Concatenation multiple columns in SSIS - sql-server

I'm doing a simple concatenation in SSIS.
For example I have a table like this:
+--------+-----------+------------+--------+
| ID | COL_A | COL_B | COL_C |
+--------+-----------+------------+--------+
| 110-99 | | APPLE | Orange |
+--------+-----------+------------+--------+
| 111-01 | Mango | Palm | |
+--------+-----------+------------+--------+
| 111-02 | | Strawberry | |
+--------+-----------+------------+--------+
| 111-05 | Pineapple | Guava | Lemom |
+--------+-----------+------------+--------+
I'm doing this in SSIS Derived column. Concatenation of 3 columns with Pipe |
COL_A +"|"+COL_B+"|"+COL_C
Actual Result:
|APPLE|Orange
MANGO|Palm|
|Strawberry|
Pineapple|Guava|Lemom
Expected Result:
APPLE|Orange
MANGO|Palm
Strawberry
Pineapple|Guava|Lemom
I'm not sure how to remove those extra | when the value is empty. I have tried using CASE but it is not working. Actually I don't know how to use CASE in Derived column expression.

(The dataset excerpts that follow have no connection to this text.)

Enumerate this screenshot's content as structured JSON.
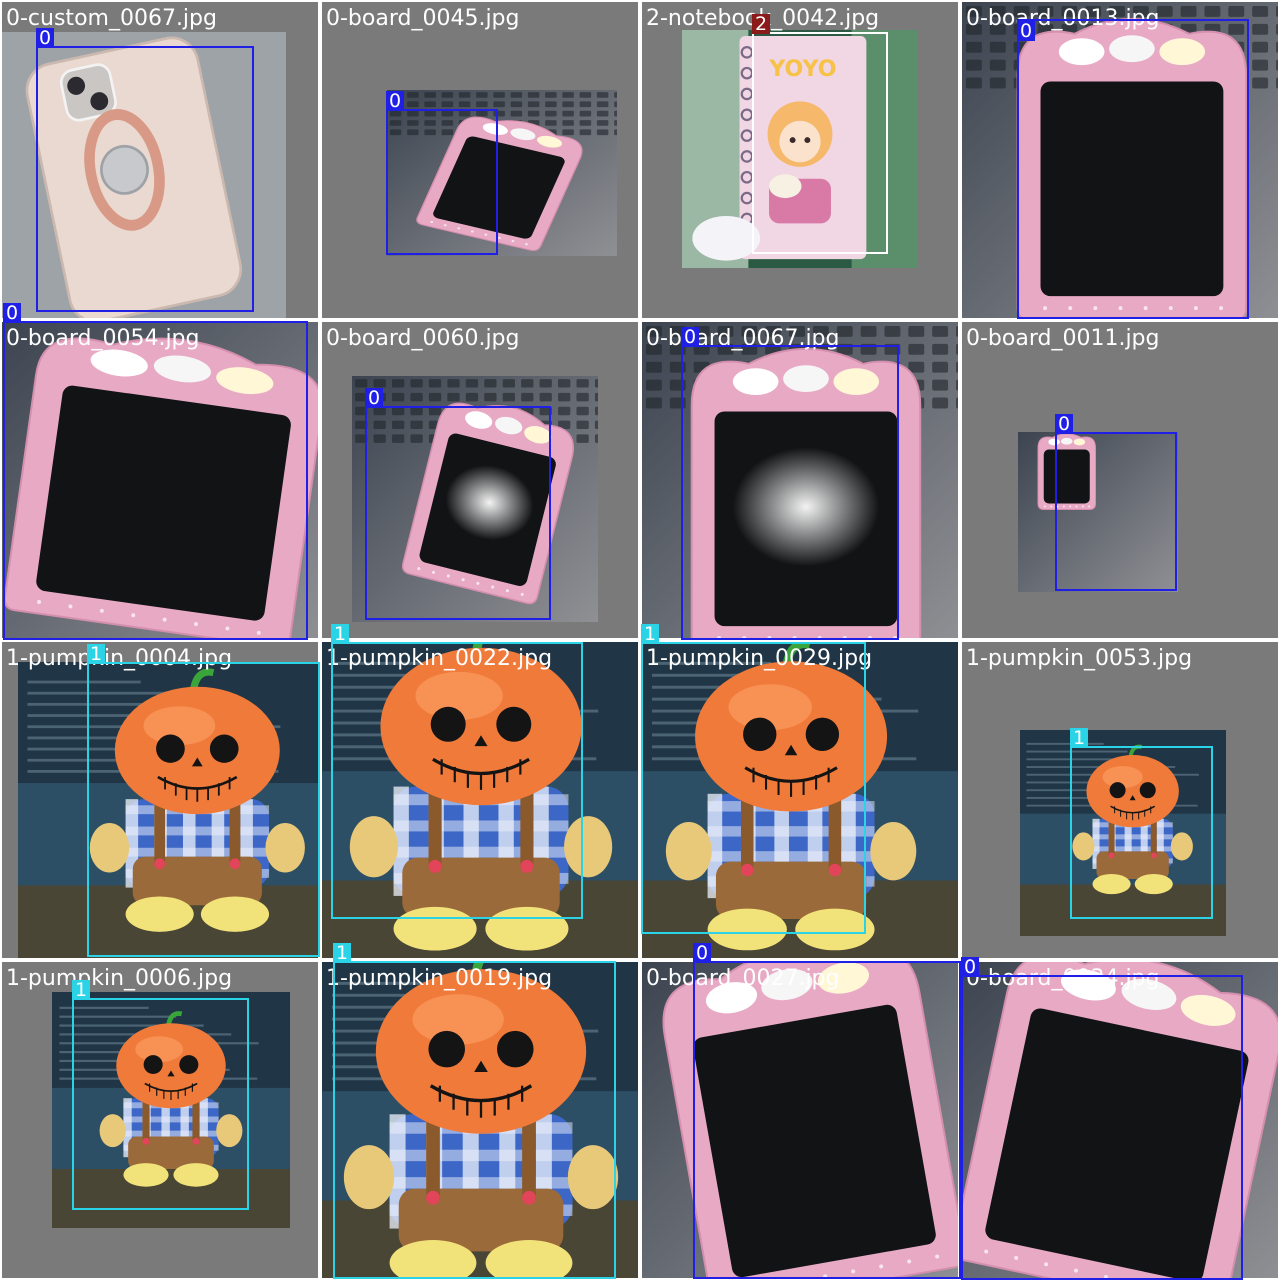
{
  "colors": {
    "class_0": "#1f1fe6",
    "class_1": "#2ad4e6",
    "class_2": "#ffffff",
    "class_2_label_bg": "#8b1a1a",
    "tile_background": "#7a7a7a"
  },
  "tiles": [
    {
      "filename": "0-custom_0067.jpg",
      "subject": "phone-case"
    },
    {
      "filename": "0-board_0045.jpg",
      "subject": "drawing-board"
    },
    {
      "filename": "2-notebook_0042.jpg",
      "subject": "notebook"
    },
    {
      "filename": "0-board_0013.jpg",
      "subject": "drawing-board"
    },
    {
      "filename": "0-board_0054.jpg",
      "subject": "drawing-board"
    },
    {
      "filename": "0-board_0060.jpg",
      "subject": "drawing-board"
    },
    {
      "filename": "0-board_0067.jpg",
      "subject": "drawing-board"
    },
    {
      "filename": "0-board_0011.jpg",
      "subject": "drawing-board"
    },
    {
      "filename": "1-pumpkin_0004.jpg",
      "subject": "pumpkin-plush"
    },
    {
      "filename": "1-pumpkin_0022.jpg",
      "subject": "pumpkin-plush"
    },
    {
      "filename": "1-pumpkin_0029.jpg",
      "subject": "pumpkin-plush"
    },
    {
      "filename": "1-pumpkin_0053.jpg",
      "subject": "pumpkin-plush"
    },
    {
      "filename": "1-pumpkin_0006.jpg",
      "subject": "pumpkin-plush"
    },
    {
      "filename": "1-pumpkin_0019.jpg",
      "subject": "pumpkin-plush"
    },
    {
      "filename": "0-board_0027.jpg",
      "subject": "drawing-board"
    },
    {
      "filename": "0-board_0034.jpg",
      "subject": "drawing-board"
    }
  ],
  "boxes": [
    {
      "label": "0",
      "cls": 0
    },
    {
      "label": "0",
      "cls": 0
    },
    {
      "label": "2",
      "cls": 2
    },
    {
      "label": "0",
      "cls": 0
    },
    {
      "label": "0",
      "cls": 0
    },
    {
      "label": "0",
      "cls": 0
    },
    {
      "label": "0",
      "cls": 0
    },
    {
      "label": "0",
      "cls": 0
    },
    {
      "label": "1",
      "cls": 1
    },
    {
      "label": "1",
      "cls": 1
    },
    {
      "label": "1",
      "cls": 1
    },
    {
      "label": "1",
      "cls": 1
    },
    {
      "label": "1",
      "cls": 1
    },
    {
      "label": "1",
      "cls": 1
    },
    {
      "label": "0",
      "cls": 0
    },
    {
      "label": "0",
      "cls": 0
    }
  ]
}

You execute conditional logic in SSIS expressions using ?: syntax. ? : (Conditional) (SSIS Expression) It works much like an inline IFF.
Along these lines:
boolean_expression ? returnIfTrue : returnIfFalse
In order to get your desired results, I think I'd use two derived column transformations. In the first one, I'd create the pipe delimited string, then in the second one, I'd trim off the trailing pipe if there was one after building the string. Otherwise, the conditional logic would get pretty hairy in order to avoid leaving a trailing delimiter.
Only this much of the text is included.